I’ve had a couple of odd bathroom situations in my time.
I lived for a while in what was then one of the last residential buildings in what had been Boston’s West End. The West End was a vibrant Italian and Jewish immigrant enclave that was razed in the 1950’s and 1960’s to make way for redevelopment, largely given over to a now-outmoded and tired but then state-of-the-art apartment complex, and for the expansion of Mass General. When I lived there, there were still a couple of ancient Italian immigrants still in residence. Anyway, my apartment featured a tiny bathroom with a half-sized bathtub (and jerry-rigged show) and a toilet with an elevated tank and pull-chain flusher. But no sink. The sink was in the kitchen. So you used the bathroom and you washed your hands in the conveniently nearby kitchen sink.
In a more upscale but still oddball setting, I lived on the top two floors of a classic Beacon Hill townhouse. There were two bathrooms. The upstairs bathroom had a toilet and bathtub and was flanked on both sides by a tiny room with a sink. There was no shower in the bathtub because, given the configuration of the building, it wasn’t possible to stand up in the tub.
The bathroom with the shower was on the main floor, just off the living room. So that’s where we took our showers. Fine. But it was also just off the small galley kitchen. You could have walked around through the dining room and down the hall, but mostly to get to the living room from the kitchen, or the kitchen from the living room, we went through the bathroom. I tried not to think about the fact that there were plenty of times where I was carrying a plate of food or a glass of wine or a bowl of pretzels past the toilet. And mostly I succeeded. It was the way it was.

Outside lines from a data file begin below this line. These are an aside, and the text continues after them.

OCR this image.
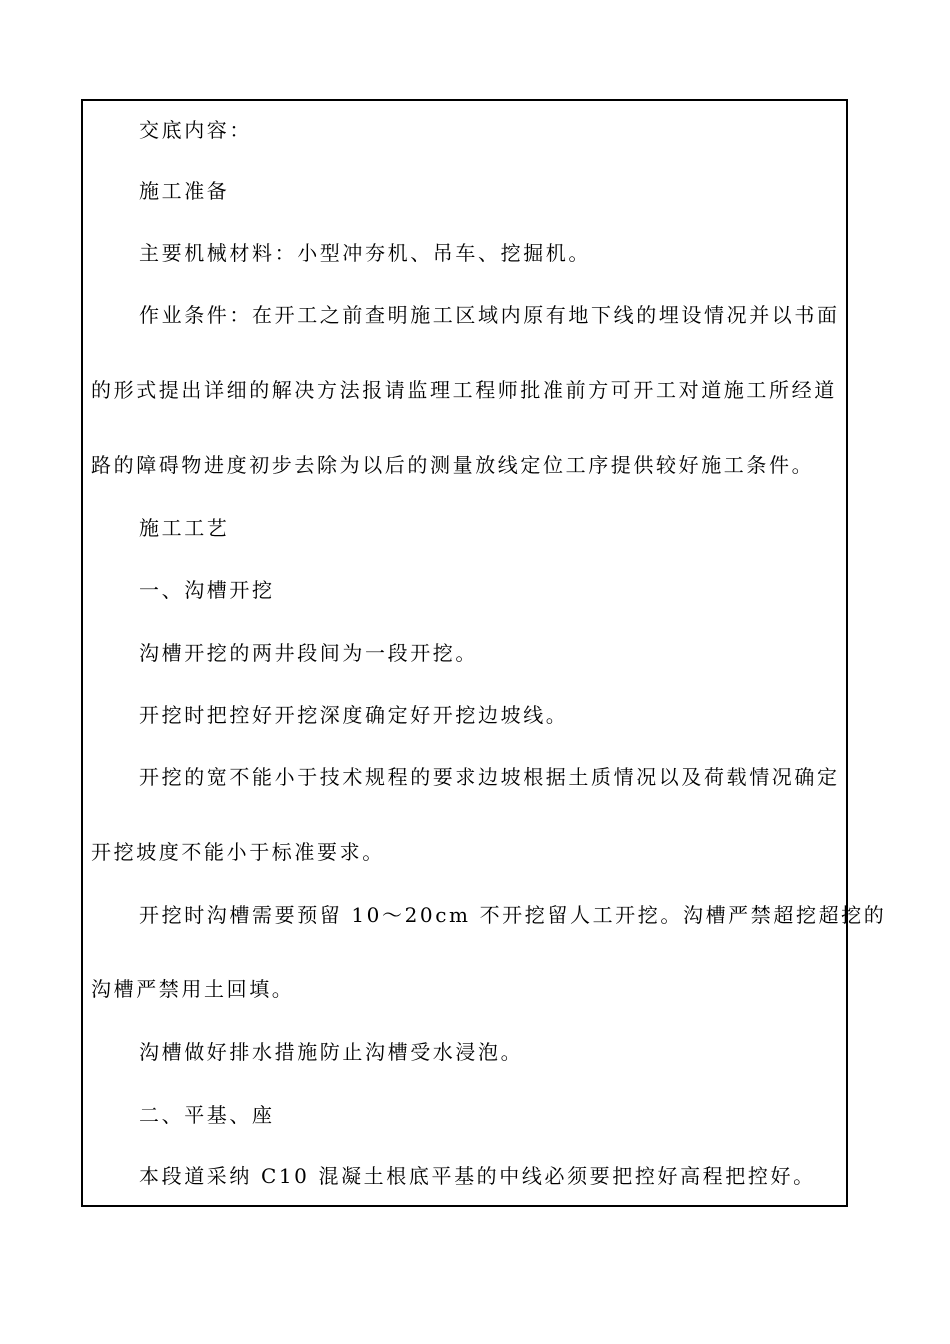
交底内容：
施工准备
主要机械材料：小型冲夯机、吊车、挖掘机。
作业条件：在开工之前查明施工区域内原有地下线的埋设情况并以书面
的形式提出详细的解决方法报请监理工程师批准前方可开工对道施工所经道
路的障碍物进度初步去除为以后的测量放线定位工序提供较好施工条件。
施工工艺
一、沟槽开挖
沟槽开挖的两井段间为一段开挖。
开挖时把控好开挖深度确定好开挖边坡线。
开挖的宽不能小于技术规程的要求边坡根据土质情况以及荷载情况确定
开挖坡度不能小于标准要求。
开挖时沟槽需要预留 10～20cm 不开挖留人工开挖。沟槽严禁超挖超挖的
沟槽严禁用土回填。
沟槽做好排水措施防止沟槽受水浸泡。
二、平基、座
本段道采纳 C10 混凝土根底平基的中线必须要把控好高程把控好。
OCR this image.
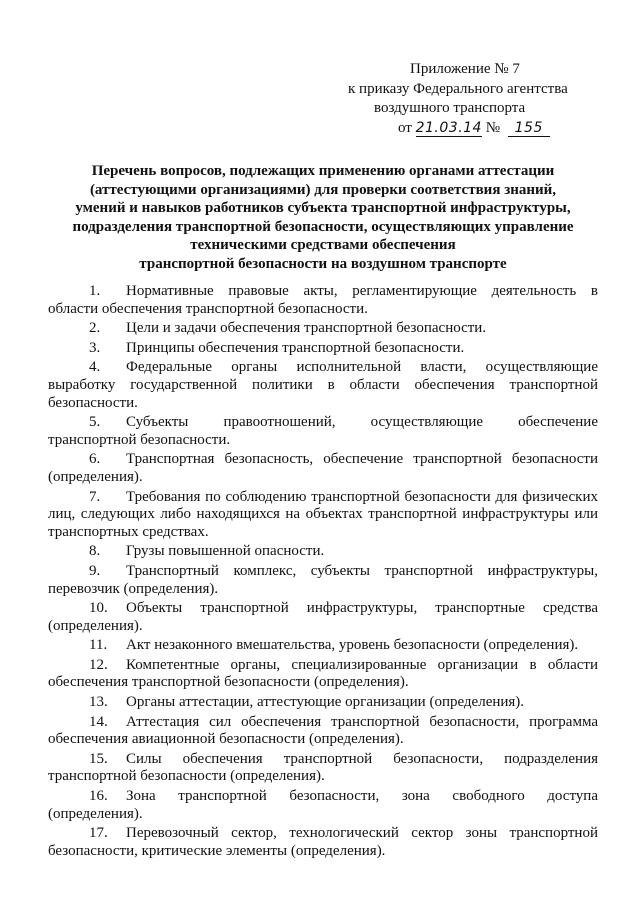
Приложение № 7
к приказу Федерального агентства
воздушного транспорта
от 21.03.14 № 155
Перечень вопросов, подлежащих применению органами аттестации
(аттестующими организациями) для проверки соответствия знаний,
умений и навыков работников субъекта транспортной инфраструктуры,
подразделения транспортной безопасности, осуществляющих управление
техническими средствами обеспечения
транспортной безопасности на воздушном транспорте
1. Нормативные правовые акты, регламентирующие деятельность в
области обеспечения транспортной безопасности.
2. Цели и задачи обеспечения транспортной безопасности.
3. Принципы обеспечения транспортной безопасности.
4. Федеральные органы исполнительной власти, осуществляющие
выработку государственной политики в области обеспечения транспортной
безопасности.
5. Субъекты правоотношений, осуществляющие обеспечение
транспортной безопасности.
6. Транспортная безопасность, обеспечение транспортной безопасности
(определения).
7. Требования по соблюдению транспортной безопасности для физических
лиц, следующих либо находящихся на объектах транспортной инфраструктуры или
транспортных средствах.
8. Грузы повышенной опасности.
9. Транспортный комплекс, субъекты транспортной инфраструктуры,
перевозчик (определения).
10. Объекты транспортной инфраструктуры, транспортные средства
(определения).
11. Акт незаконного вмешательства, уровень безопасности (определения).
12. Компетентные органы, специализированные организации в области
обеспечения транспортной безопасности (определения).
13. Органы аттестации, аттестующие организации (определения).
14. Аттестация сил обеспечения транспортной безопасности, программа
обеспечения авиационной безопасности (определения).
15. Силы обеспечения транспортной безопасности, подразделения
транспортной безопасности (определения).
16. Зона транспортной безопасности, зона свободного доступа
(определения).
17. Перевозочный сектор, технологический сектор зоны транспортной
безопасности, критические элементы (определения).
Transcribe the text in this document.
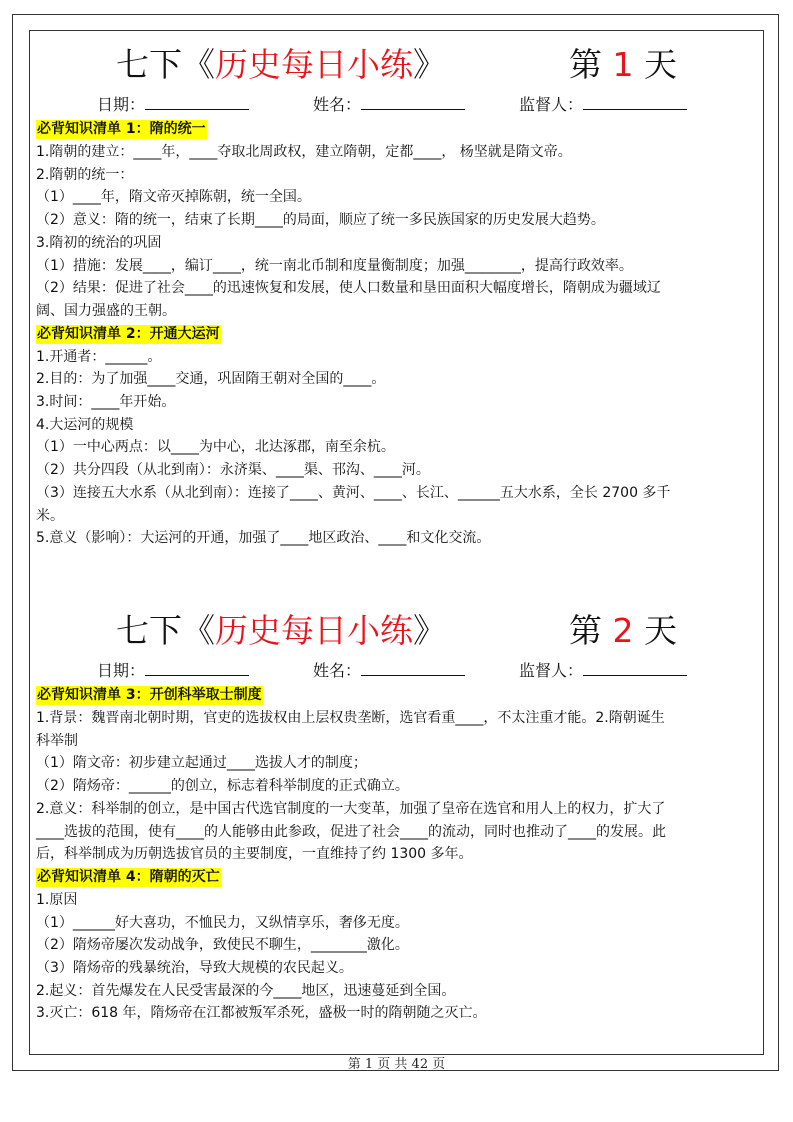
七下《历史每日小练》	第 1 天
日期：	姓名：	监督人：
必背知识清单 1：隋的统一

1.隋朝的建立：____年，____夺取北周政权，建立隋朝，定都____， 杨坚就是隋文帝。

2.隋朝的统一：

（1）____年，隋文帝灭掉陈朝，统一全国。

（2）意义：隋的统一，结束了长期____的局面，顺应了统一多民族国家的历史发展大趋势。

3.隋初的统治的巩固

（1）措施：发展____，编订____，统一南北币制和度量衡制度；加强________，提高行政效率。

（2）结果：促进了社会____的迅速恢复和发展，使人口数量和垦田面积大幅度增长，隋朝成为疆域辽

阔、国力强盛的王朝。

必背知识清单 2：开通大运河

1.开通者：______。

2.目的：为了加强____交通，巩固隋王朝对全国的____。

3.时间：____年开始。

4.大运河的规模

（1）一中心两点：以____为中心，北达涿郡，南至余杭。

（2）共分四段（从北到南）：永济渠、____渠、邗沟、____河。

（3）连接五大水系（从北到南）：连接了____、黄河、____、长江、______五大水系，全长 2700 多千

米。

5.意义（影响）：大运河的开通，加强了____地区政治、____和文化交流。

七下《历史每日小练》	第 2 天
日期：	姓名：	监督人：
必背知识清单 3：开创科举取士制度

1.背景：魏晋南北朝时期，官吏的选拔权由上层权贵垄断，选官看重____，不太注重才能。2.隋朝诞生

科举制

（1）隋文帝：初步建立起通过____选拔人才的制度；

（2）隋炀帝：______的创立，标志着科举制度的正式确立。

2.意义：科举制的创立，是中国古代选官制度的一大变革，加强了皇帝在选官和用人上的权力，扩大了

____选拔的范围，使有____的人能够由此参政，促进了社会____的流动，同时也推动了____的发展。此

后，科举制成为历朝选拔官员的主要制度，一直维持了约 1300 多年。

必背知识清单 4：隋朝的灭亡

1.原因

（1）______好大喜功，不恤民力，又纵情享乐，奢侈无度。

（2）隋炀帝屡次发动战争，致使民不聊生，________激化。

（3）隋炀帝的残暴统治，导致大规模的农民起义。

2.起义：首先爆发在人民受害最深的今____地区，迅速蔓延到全国。

3.灭亡：618 年，隋炀帝在江都被叛军杀死，盛极一时的隋朝随之灭亡。

第 1 页 共 42 页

But I don’t think that I could think my way around a combo kitchen-bathroom. Which is the feature of a tiny (200 square foot) studio apartment, renting for $525 a month in St. Louis.
I’m all in on tiny living spaces, but this takes open concept a tad bit too far.
That said, I wiled away plenty of hours of my childhood fantasizing how I would convert our bathroom into a compleat home. The bed would fold down over the tub; the toilet would convert to a chair; the medicine cabinet would be swapped out for a bookcase. I can’t remember what I had worked out for my stove and fridge, but I loved thinking through having a compact little home of my own.
I still like the tiny house idea, although I couldn’t do one of those ladder-to-the-loft ones. And I do think that 200 square feet might be a bit too tiny, even for me. Not to mention that if I were living that small, the bathroom could be plenty tiny but it would have to be separate with a door of its own.
No way I want to be able to stir the pot while on the pot. Or be soaking in that tub while the Toll House cookies are baking.
The article notes that the apartment has been rented by a man. I’m guessing young. I’m guessing single. I’m guessing doing a lot more Grub Hub than replicating what the Iron Chef just whipped up.
As I said, this takes open concept to a new, ewww level.